Ophcrack is an awesome tool though, and something everyone should carry with them if they do house calls to fix PC's for people, like in my family, who always manage to get pwned somehow and get locked out. There are a number of other bootable cd's and thumb drive tools out there as well, like Konboot, and UBCD4WIN if you're a windows tech, as well as Hirens boot disk and just using BackTrack, which is how I reset the passwords most of the time using tools on the BT dvd, similar to the NTPassword reset tools from Nirsoft and others.

[logicalconfusion]

@digininja

With Linux you just boot into single user mode (if enabled without a password) then you have access to the machine as root without a password and can just pull off the passwd and shadow files. The alternative is to boot off a live LInux disk and then just mount the partition with /etc on it and pull them off from that.

Seems too simple. I've never heard of Hashcast or John the Ripper (the one I read about is in jail getting his you know what ripped). Anyway, I think I missed the episodes where they demo how to compromise Linux shadow files and implement SAM security on USB drives. Its definitely worth researching.

@digip

I cannot believe that M$ deliberately coded their recent Win7 OS to allow anyone using the Offline NT Password & Registry Editor to reset passwords. You would think their keen enough to block such a hack.

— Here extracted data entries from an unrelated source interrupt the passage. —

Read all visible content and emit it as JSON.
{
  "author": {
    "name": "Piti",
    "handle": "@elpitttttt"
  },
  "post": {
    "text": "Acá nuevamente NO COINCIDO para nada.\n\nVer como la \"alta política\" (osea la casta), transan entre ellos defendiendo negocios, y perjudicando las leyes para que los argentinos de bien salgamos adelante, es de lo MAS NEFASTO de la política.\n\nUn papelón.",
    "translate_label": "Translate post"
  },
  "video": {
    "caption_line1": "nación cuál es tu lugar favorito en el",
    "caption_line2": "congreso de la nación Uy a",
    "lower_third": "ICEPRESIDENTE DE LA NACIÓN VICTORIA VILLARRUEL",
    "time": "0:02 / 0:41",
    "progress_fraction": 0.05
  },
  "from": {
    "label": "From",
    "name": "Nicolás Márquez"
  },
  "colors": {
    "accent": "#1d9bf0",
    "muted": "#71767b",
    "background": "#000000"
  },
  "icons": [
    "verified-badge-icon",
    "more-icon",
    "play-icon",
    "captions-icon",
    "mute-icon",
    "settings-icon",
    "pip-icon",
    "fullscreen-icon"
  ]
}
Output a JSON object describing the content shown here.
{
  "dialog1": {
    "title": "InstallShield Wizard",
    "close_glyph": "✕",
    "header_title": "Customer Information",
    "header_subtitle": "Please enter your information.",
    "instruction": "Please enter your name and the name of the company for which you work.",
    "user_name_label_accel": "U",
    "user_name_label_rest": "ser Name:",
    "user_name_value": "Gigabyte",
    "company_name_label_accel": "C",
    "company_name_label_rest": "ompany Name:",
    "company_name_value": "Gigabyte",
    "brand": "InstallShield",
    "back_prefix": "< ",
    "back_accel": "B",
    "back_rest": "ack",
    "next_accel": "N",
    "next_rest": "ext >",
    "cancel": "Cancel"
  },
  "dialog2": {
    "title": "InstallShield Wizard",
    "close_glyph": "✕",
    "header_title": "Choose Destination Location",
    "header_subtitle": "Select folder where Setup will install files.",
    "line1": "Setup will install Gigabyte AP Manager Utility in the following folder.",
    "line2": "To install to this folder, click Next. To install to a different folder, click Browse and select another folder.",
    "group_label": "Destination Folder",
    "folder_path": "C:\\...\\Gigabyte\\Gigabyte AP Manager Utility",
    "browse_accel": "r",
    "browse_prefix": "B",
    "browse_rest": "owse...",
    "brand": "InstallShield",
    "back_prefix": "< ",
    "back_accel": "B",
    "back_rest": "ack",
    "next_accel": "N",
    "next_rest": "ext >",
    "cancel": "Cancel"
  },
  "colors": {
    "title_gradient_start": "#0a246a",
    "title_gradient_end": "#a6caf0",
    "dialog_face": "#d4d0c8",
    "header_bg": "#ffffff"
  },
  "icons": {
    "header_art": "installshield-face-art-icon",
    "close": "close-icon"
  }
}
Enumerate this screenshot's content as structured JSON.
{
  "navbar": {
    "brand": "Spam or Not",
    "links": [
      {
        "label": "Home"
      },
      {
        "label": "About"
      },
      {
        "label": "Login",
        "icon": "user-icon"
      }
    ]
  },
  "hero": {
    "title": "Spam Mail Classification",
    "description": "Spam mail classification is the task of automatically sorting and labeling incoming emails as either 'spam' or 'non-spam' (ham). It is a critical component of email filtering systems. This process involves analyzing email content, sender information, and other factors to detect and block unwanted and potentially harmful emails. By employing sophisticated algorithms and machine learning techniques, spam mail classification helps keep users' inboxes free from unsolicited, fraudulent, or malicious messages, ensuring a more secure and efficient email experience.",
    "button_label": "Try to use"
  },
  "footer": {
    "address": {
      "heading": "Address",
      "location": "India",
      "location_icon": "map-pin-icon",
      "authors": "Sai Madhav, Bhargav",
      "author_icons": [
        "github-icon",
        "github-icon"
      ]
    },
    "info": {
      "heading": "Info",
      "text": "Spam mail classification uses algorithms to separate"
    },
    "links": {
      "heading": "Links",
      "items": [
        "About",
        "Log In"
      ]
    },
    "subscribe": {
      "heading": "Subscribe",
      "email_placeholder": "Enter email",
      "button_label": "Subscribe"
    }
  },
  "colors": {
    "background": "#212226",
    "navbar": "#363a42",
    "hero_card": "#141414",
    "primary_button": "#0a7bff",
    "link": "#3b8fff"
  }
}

Think int0x80 did a segment on how to do this too, and Shannon did a segment on moving the SAM file, off of windows, and onto a thumbdrive or removable media as well, so no one can boot windows without it, but unless you use disk encryption in windows as well, booting off a live disk you could still see all the files and just pull off whatever you want, regardless of windows, linux or mac OSX, if live booted, you can just copy what you want off to portable media and leave the password the same, and the owner would be none the wiser. You just need time, physical acccess, and tools to boot the system. For my laptop, I have the bios password protected as well as the HDD password protected, so you can't boot it, sort of removing, and remounting the laptops HDD and reading it in another machine and I keep it in a locked aluminum case pretty much at all times except when using it.

So, it's possible to install Win7 using full disk encryption - hm. Do you know if its a proprietary encryption format? I definitely gota dig around for those episodes. According to your last post, anyone can suck the hashes off Win7 and Linux, and then crack away, if its left un-encrypted. Digininja didn't list any reset tools for linux passwords. Anyone know of reset tools for popular debian based distros like Ubu (non-crack)?

Edited June 25, 2013 by logicalconfusion

[digininja]

You don't need reset tools for Linux it is simply a case of using a live boot disk and editing a file (in most situations)

And Windows has had FDE for ages, TrueCrypt is an alternative.

[digip]

Digininja didn't list any reset tools for linux passwords. Anyone know of reset tools for popular debian based distros like Ubu (non-crack)?

Also, depending on the OS, you can usually edit the GRUB command before boot, make it RW and single user mode, logs you onto console as root, type passwd, change password, reboot, done. Just have to break the boot sequence before it starts, or if you have a grub menu to choose options from, edit and change the boot mode from RO to RW and the runlevel to single user mode - http://en.wikipedia.org/wiki/Runlevel#Standard_runlevels

I've actually had to do that to reset passwords when forgotten on VM's before.

Edited June 24, 2013 by digip

[digininja]

Some distros lock single user mode down so you have to enter the root password to get into them, I've seen it on Debian.